Theoretical and Experimental Validation of Praziquantel with Different Polymers: Miscibility, Phase Diagram and Estimation of Flory-Huggins Interaction Parameter to select Appropriate Matrix for Hot-melt Extrusion

Ukti Bhatt , Upadhyayula Suryanarayana Murty, Subham Banerjee 1

8th WCPSDM.2021. APR.Published Online 18 APR 2021

Abstract : Selection of appropriate matrix, for the preparation of amorphous extrudate in hot-melt extrusion (HME) deals with the study of various solid-state properties of the drug and polymer.
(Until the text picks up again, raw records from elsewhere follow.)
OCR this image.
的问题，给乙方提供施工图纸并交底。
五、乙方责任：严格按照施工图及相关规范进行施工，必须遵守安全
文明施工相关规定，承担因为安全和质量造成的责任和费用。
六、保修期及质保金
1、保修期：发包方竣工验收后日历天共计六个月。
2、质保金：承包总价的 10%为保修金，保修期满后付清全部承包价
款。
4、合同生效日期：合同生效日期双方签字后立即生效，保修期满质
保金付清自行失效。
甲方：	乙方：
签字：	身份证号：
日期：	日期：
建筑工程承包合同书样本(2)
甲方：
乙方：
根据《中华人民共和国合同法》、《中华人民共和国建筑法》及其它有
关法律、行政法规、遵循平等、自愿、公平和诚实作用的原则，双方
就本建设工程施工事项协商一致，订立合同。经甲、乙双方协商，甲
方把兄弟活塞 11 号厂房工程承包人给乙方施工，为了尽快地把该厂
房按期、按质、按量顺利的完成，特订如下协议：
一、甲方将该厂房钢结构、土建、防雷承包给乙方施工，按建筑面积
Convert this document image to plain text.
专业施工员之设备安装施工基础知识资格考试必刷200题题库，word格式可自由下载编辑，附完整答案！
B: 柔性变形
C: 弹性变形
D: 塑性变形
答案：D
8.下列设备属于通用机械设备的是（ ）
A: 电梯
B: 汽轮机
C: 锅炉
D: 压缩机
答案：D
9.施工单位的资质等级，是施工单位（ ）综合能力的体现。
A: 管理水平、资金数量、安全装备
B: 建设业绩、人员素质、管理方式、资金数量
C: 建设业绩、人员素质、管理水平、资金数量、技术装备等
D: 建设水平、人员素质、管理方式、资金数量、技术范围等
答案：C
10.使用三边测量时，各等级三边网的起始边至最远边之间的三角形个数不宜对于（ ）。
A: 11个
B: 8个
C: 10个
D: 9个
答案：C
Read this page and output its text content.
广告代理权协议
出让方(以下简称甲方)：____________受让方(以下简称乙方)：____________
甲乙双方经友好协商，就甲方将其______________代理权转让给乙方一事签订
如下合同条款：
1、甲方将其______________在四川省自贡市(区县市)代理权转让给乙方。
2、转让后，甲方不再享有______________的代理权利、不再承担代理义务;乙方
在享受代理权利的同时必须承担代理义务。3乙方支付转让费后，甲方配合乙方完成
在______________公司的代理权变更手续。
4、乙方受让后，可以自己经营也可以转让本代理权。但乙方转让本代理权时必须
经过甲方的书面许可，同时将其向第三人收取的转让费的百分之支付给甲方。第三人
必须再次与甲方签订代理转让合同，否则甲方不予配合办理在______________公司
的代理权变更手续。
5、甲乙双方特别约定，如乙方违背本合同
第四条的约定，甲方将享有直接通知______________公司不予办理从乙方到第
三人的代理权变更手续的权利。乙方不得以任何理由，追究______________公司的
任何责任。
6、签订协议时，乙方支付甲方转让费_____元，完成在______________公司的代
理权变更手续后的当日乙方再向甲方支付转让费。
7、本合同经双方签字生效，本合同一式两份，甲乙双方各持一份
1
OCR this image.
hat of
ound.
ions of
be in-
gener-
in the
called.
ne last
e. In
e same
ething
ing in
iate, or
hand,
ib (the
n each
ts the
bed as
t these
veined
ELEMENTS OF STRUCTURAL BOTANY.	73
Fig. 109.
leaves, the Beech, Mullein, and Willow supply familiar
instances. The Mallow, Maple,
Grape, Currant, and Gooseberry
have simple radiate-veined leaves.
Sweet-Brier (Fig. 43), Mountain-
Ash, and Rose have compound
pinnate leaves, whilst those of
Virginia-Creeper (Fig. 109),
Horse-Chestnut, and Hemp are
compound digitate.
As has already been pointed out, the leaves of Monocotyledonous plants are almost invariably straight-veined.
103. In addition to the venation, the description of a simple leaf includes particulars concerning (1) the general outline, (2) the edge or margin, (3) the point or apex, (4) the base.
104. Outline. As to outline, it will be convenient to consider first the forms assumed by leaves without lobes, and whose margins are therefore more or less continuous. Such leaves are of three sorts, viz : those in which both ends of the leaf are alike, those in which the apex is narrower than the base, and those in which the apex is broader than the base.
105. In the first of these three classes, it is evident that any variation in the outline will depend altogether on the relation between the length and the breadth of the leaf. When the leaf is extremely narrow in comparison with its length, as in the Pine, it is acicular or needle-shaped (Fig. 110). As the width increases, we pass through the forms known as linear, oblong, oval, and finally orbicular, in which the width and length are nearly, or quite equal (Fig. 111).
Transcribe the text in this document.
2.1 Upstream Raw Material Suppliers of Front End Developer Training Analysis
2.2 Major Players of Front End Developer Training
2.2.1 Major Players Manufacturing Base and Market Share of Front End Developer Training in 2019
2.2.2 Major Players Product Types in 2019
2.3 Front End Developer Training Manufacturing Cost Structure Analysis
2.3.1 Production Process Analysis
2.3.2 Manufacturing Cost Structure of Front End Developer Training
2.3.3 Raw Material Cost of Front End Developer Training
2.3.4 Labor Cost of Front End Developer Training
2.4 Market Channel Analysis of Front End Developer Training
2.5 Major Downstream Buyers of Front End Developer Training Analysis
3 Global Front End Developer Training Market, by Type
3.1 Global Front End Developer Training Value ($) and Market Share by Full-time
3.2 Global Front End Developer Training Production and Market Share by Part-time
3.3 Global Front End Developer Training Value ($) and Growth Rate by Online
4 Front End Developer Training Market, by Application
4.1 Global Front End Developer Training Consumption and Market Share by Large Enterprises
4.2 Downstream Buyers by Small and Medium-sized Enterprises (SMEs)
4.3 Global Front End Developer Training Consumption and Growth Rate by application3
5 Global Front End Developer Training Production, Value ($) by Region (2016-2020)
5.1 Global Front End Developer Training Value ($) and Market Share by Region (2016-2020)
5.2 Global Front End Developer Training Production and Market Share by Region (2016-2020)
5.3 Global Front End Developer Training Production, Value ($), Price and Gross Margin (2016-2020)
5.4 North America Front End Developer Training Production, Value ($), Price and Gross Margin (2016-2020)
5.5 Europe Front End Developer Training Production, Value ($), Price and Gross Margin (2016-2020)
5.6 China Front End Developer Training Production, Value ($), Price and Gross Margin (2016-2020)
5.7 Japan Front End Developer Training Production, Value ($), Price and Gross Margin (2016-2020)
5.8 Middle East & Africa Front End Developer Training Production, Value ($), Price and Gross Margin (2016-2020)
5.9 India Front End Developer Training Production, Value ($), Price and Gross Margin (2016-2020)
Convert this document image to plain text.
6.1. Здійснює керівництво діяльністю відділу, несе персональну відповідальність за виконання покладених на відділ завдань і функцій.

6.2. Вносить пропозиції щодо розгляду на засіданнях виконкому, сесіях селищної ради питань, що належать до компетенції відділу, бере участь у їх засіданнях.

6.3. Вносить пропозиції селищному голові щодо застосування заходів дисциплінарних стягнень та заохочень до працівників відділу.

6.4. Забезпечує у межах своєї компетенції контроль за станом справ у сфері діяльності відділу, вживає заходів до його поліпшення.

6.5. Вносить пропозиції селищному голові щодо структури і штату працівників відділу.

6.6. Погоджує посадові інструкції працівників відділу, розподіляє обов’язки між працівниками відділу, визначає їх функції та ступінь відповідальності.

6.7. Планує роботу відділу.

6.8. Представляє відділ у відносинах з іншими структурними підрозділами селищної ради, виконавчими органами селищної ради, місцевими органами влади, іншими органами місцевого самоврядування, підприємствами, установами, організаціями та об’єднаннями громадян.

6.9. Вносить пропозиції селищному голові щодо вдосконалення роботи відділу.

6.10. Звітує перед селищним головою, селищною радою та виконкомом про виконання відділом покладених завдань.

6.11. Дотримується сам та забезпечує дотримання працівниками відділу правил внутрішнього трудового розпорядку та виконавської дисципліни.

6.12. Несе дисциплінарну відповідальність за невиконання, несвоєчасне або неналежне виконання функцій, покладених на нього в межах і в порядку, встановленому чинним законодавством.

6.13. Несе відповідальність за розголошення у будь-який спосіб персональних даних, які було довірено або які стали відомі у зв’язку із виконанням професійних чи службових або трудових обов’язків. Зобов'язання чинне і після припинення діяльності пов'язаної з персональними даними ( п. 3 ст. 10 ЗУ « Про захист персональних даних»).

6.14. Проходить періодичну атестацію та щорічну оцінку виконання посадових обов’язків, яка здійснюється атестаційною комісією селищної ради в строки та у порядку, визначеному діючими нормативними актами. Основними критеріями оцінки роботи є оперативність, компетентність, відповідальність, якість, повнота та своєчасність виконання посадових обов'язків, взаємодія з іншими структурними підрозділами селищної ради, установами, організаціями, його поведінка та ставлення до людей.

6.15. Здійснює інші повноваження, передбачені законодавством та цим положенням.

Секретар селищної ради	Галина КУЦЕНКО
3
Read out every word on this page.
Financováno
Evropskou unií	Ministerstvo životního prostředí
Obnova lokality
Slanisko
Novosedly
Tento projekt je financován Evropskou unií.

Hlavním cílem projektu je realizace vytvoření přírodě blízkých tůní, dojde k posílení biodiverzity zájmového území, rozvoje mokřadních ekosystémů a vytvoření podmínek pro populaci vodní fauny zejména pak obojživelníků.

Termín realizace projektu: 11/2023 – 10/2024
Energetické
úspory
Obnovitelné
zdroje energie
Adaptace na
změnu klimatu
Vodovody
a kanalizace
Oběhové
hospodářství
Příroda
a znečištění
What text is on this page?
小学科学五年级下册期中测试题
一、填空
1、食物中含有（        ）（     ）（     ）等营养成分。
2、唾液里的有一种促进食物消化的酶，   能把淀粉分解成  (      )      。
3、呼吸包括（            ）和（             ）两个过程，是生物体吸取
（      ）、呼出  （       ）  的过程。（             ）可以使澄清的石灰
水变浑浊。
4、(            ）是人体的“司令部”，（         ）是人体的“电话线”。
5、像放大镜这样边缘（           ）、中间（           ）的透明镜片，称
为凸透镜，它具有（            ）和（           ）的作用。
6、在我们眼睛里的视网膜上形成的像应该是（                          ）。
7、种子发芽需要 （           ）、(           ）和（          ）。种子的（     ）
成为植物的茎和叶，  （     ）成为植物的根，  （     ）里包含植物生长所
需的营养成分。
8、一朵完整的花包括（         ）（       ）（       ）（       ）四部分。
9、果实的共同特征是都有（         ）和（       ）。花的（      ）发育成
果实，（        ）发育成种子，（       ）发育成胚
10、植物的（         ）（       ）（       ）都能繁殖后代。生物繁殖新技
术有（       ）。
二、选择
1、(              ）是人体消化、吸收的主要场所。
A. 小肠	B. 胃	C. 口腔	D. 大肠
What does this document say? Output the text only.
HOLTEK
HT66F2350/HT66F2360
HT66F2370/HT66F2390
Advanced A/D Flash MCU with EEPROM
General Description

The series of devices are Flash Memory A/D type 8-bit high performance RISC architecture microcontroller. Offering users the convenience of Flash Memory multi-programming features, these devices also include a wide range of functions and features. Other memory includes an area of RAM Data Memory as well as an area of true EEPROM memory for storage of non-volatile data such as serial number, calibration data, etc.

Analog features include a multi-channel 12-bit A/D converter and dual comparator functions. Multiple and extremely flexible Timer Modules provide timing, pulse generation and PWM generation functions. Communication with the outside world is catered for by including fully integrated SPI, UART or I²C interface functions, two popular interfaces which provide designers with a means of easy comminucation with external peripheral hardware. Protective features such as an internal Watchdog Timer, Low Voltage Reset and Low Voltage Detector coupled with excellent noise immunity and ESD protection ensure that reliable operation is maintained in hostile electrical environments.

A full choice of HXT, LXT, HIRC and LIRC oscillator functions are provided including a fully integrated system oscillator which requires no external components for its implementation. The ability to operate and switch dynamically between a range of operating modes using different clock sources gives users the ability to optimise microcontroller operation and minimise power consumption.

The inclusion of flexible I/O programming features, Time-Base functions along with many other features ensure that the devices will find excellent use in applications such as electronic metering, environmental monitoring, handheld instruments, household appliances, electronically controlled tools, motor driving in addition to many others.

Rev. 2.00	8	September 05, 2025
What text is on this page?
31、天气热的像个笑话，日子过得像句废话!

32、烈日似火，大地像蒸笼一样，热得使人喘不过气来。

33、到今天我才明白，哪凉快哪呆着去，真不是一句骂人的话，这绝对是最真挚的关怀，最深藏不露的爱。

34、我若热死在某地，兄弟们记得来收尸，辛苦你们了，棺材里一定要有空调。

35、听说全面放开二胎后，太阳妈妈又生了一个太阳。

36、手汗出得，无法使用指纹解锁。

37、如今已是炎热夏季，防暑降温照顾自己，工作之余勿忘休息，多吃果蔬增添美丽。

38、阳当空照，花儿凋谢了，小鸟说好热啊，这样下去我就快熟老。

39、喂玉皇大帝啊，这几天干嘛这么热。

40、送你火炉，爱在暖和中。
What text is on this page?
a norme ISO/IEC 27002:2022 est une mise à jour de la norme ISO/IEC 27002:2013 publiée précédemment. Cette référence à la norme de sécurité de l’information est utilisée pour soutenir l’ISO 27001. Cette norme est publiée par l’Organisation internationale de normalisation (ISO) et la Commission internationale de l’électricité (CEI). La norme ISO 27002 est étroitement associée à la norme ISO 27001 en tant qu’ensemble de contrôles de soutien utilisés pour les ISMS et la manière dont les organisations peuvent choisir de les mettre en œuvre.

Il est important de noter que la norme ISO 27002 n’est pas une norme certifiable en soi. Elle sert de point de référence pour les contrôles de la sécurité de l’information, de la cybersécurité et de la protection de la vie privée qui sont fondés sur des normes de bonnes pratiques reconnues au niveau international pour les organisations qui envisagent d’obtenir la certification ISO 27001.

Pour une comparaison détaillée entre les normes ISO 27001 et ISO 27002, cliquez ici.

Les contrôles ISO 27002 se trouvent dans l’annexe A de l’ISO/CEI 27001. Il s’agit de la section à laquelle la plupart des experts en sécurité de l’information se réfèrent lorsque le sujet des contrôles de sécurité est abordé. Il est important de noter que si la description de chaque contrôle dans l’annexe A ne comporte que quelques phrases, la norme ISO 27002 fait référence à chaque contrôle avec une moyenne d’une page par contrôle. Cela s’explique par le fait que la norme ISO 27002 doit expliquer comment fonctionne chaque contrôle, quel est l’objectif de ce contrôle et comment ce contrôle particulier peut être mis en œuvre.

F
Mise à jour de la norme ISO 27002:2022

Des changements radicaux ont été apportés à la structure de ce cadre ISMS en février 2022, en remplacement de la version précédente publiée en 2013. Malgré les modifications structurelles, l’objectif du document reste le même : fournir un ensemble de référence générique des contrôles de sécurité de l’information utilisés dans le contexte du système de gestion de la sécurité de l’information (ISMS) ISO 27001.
It is therefore to have an appropriate knowledge of polymer-drug miscibility, interaction between drug-polymer on mixing, and the Gibb’s free thermal energy of mixing for screening of polymers through thermodynamic phase diagrams to be suitable amorphous matrix system for HME. Here, we evaluated the possibility of three different polymers namely, Eudragit®EPO, Poly-vinyl alcohol (PVA), Kollicoat®IR (KIR) with the Praziquantel (PZQ) as a suitable matrix for HME. Solubility parameter’s approach in terms of theoretical calculation was done as a preliminary study for validation of miscibility between PZQ with three different polymers. Theoretical and experimental validation study by using Flory-Huggins interaction parameter value using melting point depression approach and the effect PZQ loading on the interaction parameter was systematically validated to predict thermodynamic phase diagrams & Gibbs free energy of mixing for screening of these polymers for the preparation of amorphous extrudate. Using phase diagram thermal processing temperature for HME was conducted using T-φ phase diagram to obtain appropriate matrix. The obtained extrudates were further validated through physical appearance, microscopic structure, thermal and functional group characterizations followed by PZQ assay. Thus, in terms of considering the solid-state properties, processing parameters of HME was selected to obtain stable extrudates and appropriate matrix for PZQ loading. The further optimized filament was further processed into Fused Deposition modelling and formed into 3D printed Caplet, making a precision dosage form.